Add README.md

2015-04-30 15:09:33 +12:00 · 2015-04-30 15:09:33 +12:00 · 25fcb7754a
commit 25fcb7754a
parent 2d5226b825
2 changed files with 219 additions and 21 deletions
--- a/README.md
+++ b/README.md
@ -0,0 +1,218 @@
+# rustfmt
+
+A tool for formatting Rust code according to style guidelines.
+
+
+## How to use
+
+`cargo build` to build.
+
+`cargo test` to run all tests.
+
+`cargo run filename` to run on a file, if the file includes out of line modules,
+then we reformat those too. So to run on a whole module or crate, you just need
+to run on the top file. You'll probably want to set the `WriteMode` in the call
+to `run` in `main()`. Eventually you should be able to set the mode from the
+command line or from a config file or something.
+
+
+## Use cases
+
+A formatting tool can be used in different ways and the different use cases can
+affect the design of the tool. The use cases I'm particularly concerned with are:
+
+* running on a whole repo before check-in
+  - in particular, to replace the `make tidy` pass on the Rust distro
+* running on code from another project that you are adding to your own
+* using for mass changes in code style over a project
+
+Some valid use cases for a formatting tool which I am explicitly not trying to
+address (although it would be nice, if possible):
+
+* running 'as you type' in an IDE
+* running on arbitrary snippets of code
+* running on Rust-like code, specifically code which doesn't parse
+* use as a pretty printer inside the compiler
+* refactoring
+* formatting totally unformatted source code
+
+
+## Scope and vision
+
+I do not subscribe to the notion that a formatting tool should only change
+whitespace. I believe that we should semantics preserving, but not necessarily
+syntax preserving, i.e., we can change the AST of a program.
+
+I.e., we might change glob imports to list or single imports, re-order imports,
+move bounds to where clauses, combine multiple impls into a single impl, etc.
+
+However, we will not change the names of variables or make any changes which
+*could* change the semantics.
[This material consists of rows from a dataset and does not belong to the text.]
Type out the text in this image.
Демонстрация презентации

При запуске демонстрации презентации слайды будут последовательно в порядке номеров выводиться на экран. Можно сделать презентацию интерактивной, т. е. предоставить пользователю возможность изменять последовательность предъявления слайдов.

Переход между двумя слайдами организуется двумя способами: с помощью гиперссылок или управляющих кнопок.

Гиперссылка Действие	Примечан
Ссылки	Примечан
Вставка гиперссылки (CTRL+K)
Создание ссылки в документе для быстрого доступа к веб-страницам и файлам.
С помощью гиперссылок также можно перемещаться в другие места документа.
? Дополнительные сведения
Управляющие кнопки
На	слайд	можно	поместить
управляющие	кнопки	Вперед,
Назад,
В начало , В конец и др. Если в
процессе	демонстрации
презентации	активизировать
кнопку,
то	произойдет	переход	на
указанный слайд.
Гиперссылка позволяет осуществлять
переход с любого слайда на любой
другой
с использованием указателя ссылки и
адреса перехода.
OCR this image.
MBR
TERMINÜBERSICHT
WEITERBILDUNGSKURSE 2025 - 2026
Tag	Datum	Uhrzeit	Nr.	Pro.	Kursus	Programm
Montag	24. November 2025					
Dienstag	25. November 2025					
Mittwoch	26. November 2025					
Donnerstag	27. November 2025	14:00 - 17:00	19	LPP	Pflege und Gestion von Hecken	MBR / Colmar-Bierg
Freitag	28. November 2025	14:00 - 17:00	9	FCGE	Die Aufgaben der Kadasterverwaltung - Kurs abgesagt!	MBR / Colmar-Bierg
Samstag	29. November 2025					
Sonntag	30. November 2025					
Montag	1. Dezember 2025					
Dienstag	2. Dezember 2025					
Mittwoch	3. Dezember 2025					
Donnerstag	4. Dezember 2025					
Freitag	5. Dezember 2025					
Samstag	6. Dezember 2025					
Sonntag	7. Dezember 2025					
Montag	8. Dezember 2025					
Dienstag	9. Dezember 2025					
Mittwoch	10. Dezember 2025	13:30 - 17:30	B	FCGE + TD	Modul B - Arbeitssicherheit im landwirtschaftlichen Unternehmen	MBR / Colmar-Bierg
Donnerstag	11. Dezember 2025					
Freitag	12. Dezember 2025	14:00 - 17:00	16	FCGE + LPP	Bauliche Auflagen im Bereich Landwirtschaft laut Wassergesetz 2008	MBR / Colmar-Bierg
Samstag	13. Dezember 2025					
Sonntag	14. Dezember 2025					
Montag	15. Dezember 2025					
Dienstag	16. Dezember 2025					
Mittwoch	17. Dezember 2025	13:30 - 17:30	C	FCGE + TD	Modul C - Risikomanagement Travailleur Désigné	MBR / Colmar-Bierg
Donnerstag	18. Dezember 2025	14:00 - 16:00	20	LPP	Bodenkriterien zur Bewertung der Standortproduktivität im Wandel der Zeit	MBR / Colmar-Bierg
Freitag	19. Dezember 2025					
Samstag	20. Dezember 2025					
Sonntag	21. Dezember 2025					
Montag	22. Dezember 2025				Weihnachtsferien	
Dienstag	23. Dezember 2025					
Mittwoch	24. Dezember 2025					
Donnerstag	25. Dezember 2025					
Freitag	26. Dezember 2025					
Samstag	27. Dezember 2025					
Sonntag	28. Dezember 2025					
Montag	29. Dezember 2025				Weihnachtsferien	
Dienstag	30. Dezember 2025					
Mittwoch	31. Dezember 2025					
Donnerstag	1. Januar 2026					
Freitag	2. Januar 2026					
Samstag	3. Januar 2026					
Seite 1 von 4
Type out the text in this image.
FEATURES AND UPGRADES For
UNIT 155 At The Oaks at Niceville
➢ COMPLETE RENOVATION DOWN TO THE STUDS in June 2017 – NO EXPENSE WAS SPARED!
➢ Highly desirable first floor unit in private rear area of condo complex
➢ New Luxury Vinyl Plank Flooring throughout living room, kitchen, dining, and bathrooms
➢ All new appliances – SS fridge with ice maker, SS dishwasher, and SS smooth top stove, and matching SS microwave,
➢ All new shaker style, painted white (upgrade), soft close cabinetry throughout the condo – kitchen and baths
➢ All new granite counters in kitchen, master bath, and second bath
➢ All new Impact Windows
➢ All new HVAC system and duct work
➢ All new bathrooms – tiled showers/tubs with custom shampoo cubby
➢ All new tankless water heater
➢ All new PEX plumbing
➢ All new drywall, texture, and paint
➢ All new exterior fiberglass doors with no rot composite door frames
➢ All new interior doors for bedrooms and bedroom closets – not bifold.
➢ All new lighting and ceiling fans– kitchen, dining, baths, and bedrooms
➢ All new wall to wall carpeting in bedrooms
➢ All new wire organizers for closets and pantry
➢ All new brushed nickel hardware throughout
To be ever so slightly formal, we might imagine
+a compilers high level intermediate representation, we should strive to only
+make changes which do change the HIR, even if they do change the AST.
+
+I would like to be able to output refactoring scripts for making deeper changes
+though. (E.g., renaming variables to satisfy our style guidelines).
+
+My long term goal is that all style lints can be moved from the compiler to
+rustfmt and, as well as warning, can either fix problems or emit refactoring
+scripts to do so.
+
+### Configurability
+
+I believe reformatting should be configurable to some extent. We should read in
+options from a configuration file and reformat accordingly. We should supply at
+least a config file which matches the Rust style guidelines.
+
+There should be multiple modes for running the tool. As well as simply replacing
+each file, we should be able to show the user a list of the changes we would
+make, or show a list of violations without corrections (the difference being
+that there are multiple ways to satisfy a given set of style guidelines, and we
+should distinguish violations from deviations from our own model).
+
+
+## Implementation philosophy
+
+Some details of the philosophy behind the implementation.
+
+
+### Operate on the AST
+
+A reformatting tool can be based on either the AST or a token stream (in Rust
+this is actually a stream of token trees, but its not a fundamental difference).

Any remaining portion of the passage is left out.